Moreover, Oza and colleagues[31] reported the lowest resistance to ciprofloxacin (3%), which is in contrary with our findings. High resistance to ciprofloxacin in the present study may be due to the fact that fluoroquinolones such as ciprofloxacin are frequently used for treatment of campylobacteriosis because of their broad spectrum of activity against enteric pathogens[32]. Furthermore, Oza and colleagues[31] observed the susceptibility to erythromycin, gentamicin, and chloramphenicol in more than 99% of human or poultry isolates of Campylobacter spp., whereas maximum antimicrobial resistance was seen for ampicillin, nalidixic acid and tetracycline, respectively. Thus, our findings together with the previous reports support the continued use of erythromycin and chloramphenicol as first-line therapy for enteritis of Campylobacter spp. in Iran and other countries encountering campylobacteriosis.

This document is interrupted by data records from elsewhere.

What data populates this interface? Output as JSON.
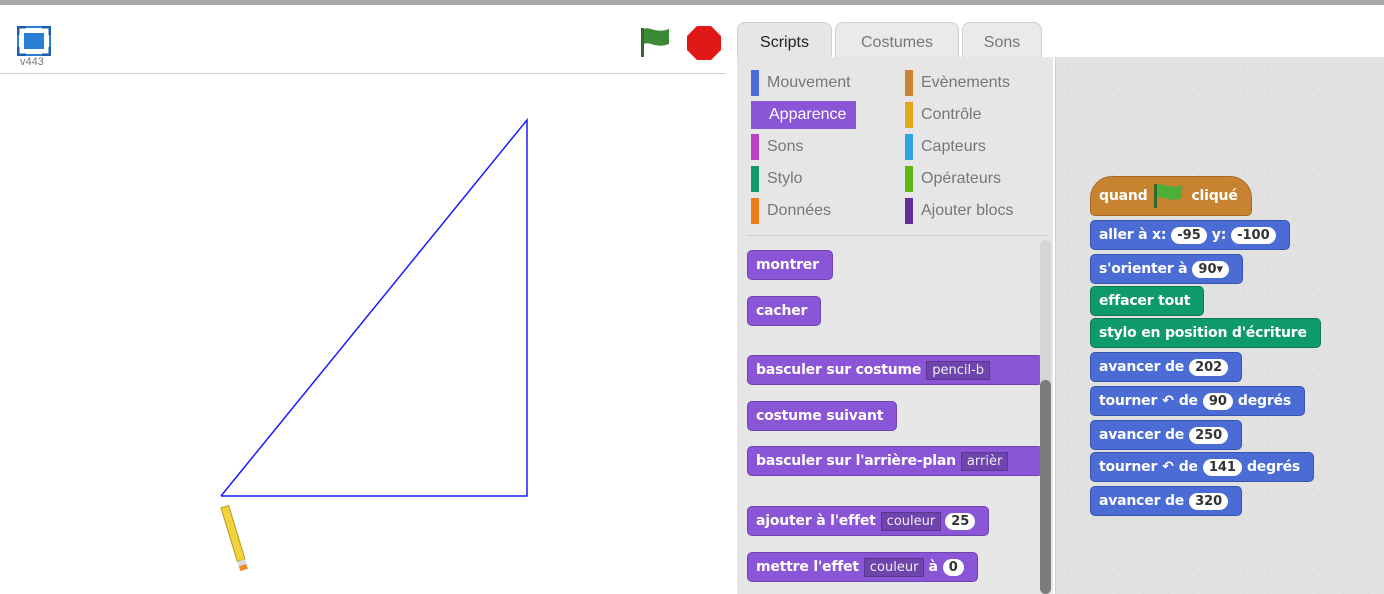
{
  "stage": {
    "version": "v443",
    "drawing_color": "#1a1aff"
  },
  "tabs": [
    {
      "label": "Scripts",
      "active": true
    },
    {
      "label": "Costumes",
      "active": false
    },
    {
      "label": "Sons",
      "active": false
    }
  ],
  "categories": {
    "left": [
      {
        "label": "Mouvement",
        "color": "#4a6cd4"
      },
      {
        "label": "Apparence",
        "color": "#8a55d7",
        "selected": true
      },
      {
        "label": "Sons",
        "color": "#bb42c3"
      },
      {
        "label": "Stylo",
        "color": "#0e9a6c"
      },
      {
        "label": "Données",
        "color": "#ee7d16"
      }
    ],
    "right": [
      {
        "label": "Evènements",
        "color": "#c88330"
      },
      {
        "label": "Contrôle",
        "color": "#e1a91a"
      },
      {
        "label": "Capteurs",
        "color": "#2ca5e2"
      },
      {
        "label": "Opérateurs",
        "color": "#5cb712"
      },
      {
        "label": "Ajouter blocs",
        "color": "#632d99"
      }
    ]
  },
  "palette": {
    "montrer": "montrer",
    "cacher": "cacher",
    "switch_costume": "basculer sur costume",
    "switch_costume_value": "pencil-b",
    "next_costume": "costume suivant",
    "switch_backdrop": "basculer sur l'arrière-plan",
    "switch_backdrop_value": "arrièr",
    "change_effect": "ajouter à l'effet",
    "change_effect_value": "couleur",
    "change_effect_amount": "25",
    "set_effect": "mettre l'effet",
    "set_effect_value": "couleur",
    "set_effect_to": "à",
    "set_effect_amount": "0"
  },
  "script": {
    "hat_when": "quand",
    "hat_clicked": "cliqué",
    "goto_label": "aller à x:",
    "goto_x": "-95",
    "goto_y_label": "y:",
    "goto_y": "-100",
    "point_label": "s'orienter à",
    "point_value": "90",
    "clear": "effacer tout",
    "pen_down": "stylo en position d'écriture",
    "move1_label": "avancer de",
    "move1_value": "202",
    "turn1_label": "tourner",
    "turn1_de": "de",
    "turn1_value": "90",
    "turn1_unit": "degrés",
    "move2_label": "avancer de",
    "move2_value": "250",
    "turn2_label": "tourner",
    "turn2_de": "de",
    "turn2_value": "141",
    "turn2_unit": "degrés",
    "move3_label": "avancer de",
    "move3_value": "320"
  }
}
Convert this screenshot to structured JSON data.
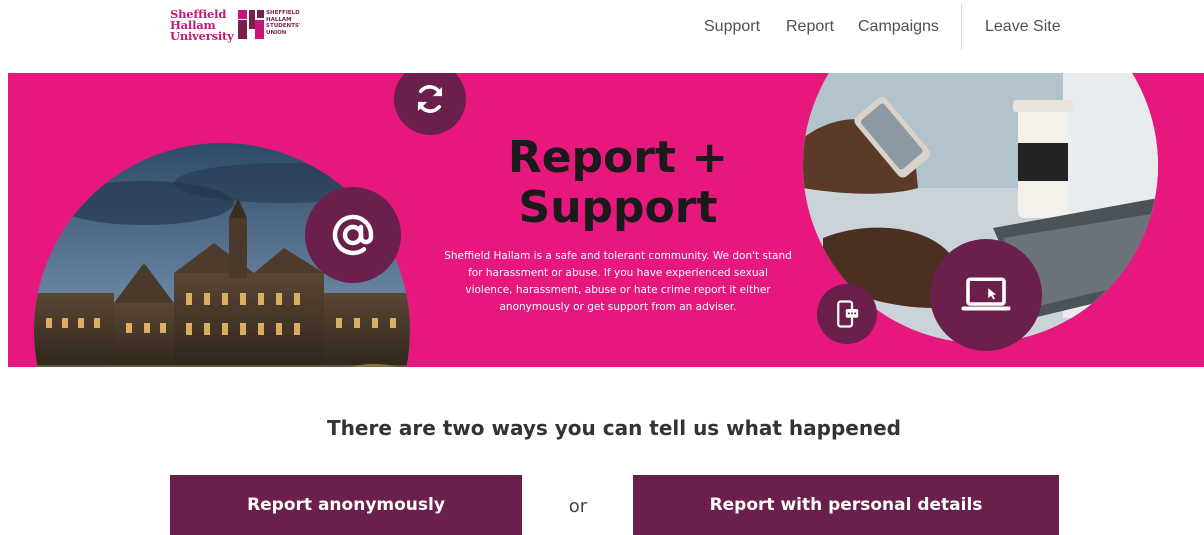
{
  "header": {
    "logo_university_lines": [
      "Sheffield",
      "Hallam",
      "University"
    ],
    "logo_union_lines": [
      "SHEFFIELD",
      "HALLAM",
      "STUDENTS'",
      "UNION"
    ],
    "nav": [
      {
        "label": "Support"
      },
      {
        "label": "Report"
      },
      {
        "label": "Campaigns"
      }
    ],
    "leave_site": "Leave Site"
  },
  "hero": {
    "title_line1": "Report +",
    "title_line2": "Support",
    "description": "Sheffield Hallam is a safe and tolerant community. We don't stand for harassment or abuse. If you have experienced sexual violence, harassment, abuse or hate crime report it either anonymously or get support from an adviser.",
    "icons": [
      "refresh-icon",
      "at-sign-icon",
      "phone-chat-icon",
      "laptop-icon"
    ],
    "colors": {
      "background": "#e6187e",
      "icon_circle": "#6b1f4b"
    }
  },
  "main": {
    "tagline": "There are two ways you can tell us what happened",
    "report_anonymous_label": "Report anonymously",
    "or_label": "or",
    "report_personal_label": "Report with personal details",
    "button_color": "#6b1f4b"
  }
}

In the present investigation, the maximum resistance was observed to cefotaxime and imipenem (each 86.49%). In an earlier study by Tajada and colleagues[33], all strains were susceptible to imipenem. Likewise, in another study among clinical C. coli and C. jejuni strains, imipenem was highly effective against multidrug resistance campylobacter[29]. Also, in a study in Kuwait during 2002-2010, 97 C. jejuni isolates were investigated, and no resistance to imipenem was observed[34]. High resistance to imipenem, which was observed among our isolates, makes further observation and tracking necessary for finding the exact molecular basis of such high resistance.
Tetracycline resistance was high among our isolates (78.38%). Albert[34] and Gallay et al.[35] showed that resistance to tetracycline has a tendency to increase from 2003-2010 and 1999-2004, respectively. The high rate of tetracycline resistance may be due to tetO, which is a plasmid encoding gene introduced to be responsible for tetracycline resistance in Campylo-bacter spp.[36].
In conclusion, we found that the isolation frequency of C. jujeni in both clinical and food specimens is higher than that of C. coli. Our findings indicated that the Campylobacter has the highest resistance to ciprofloxacin, nalidixic acid, and tetracycline as well as the least resistance to erythromycin and chlor-amphenicol, which still suggest the two latter as being first-line therapeutic agents against Campylobacter infections in Iranian clinics.
ACKNOWLEDGMENTS
We thank the Research Council of Tarbiat Modares University, Tehran, Iran for financially supporting the project.
CONFLICT OF INTEREST. None declared.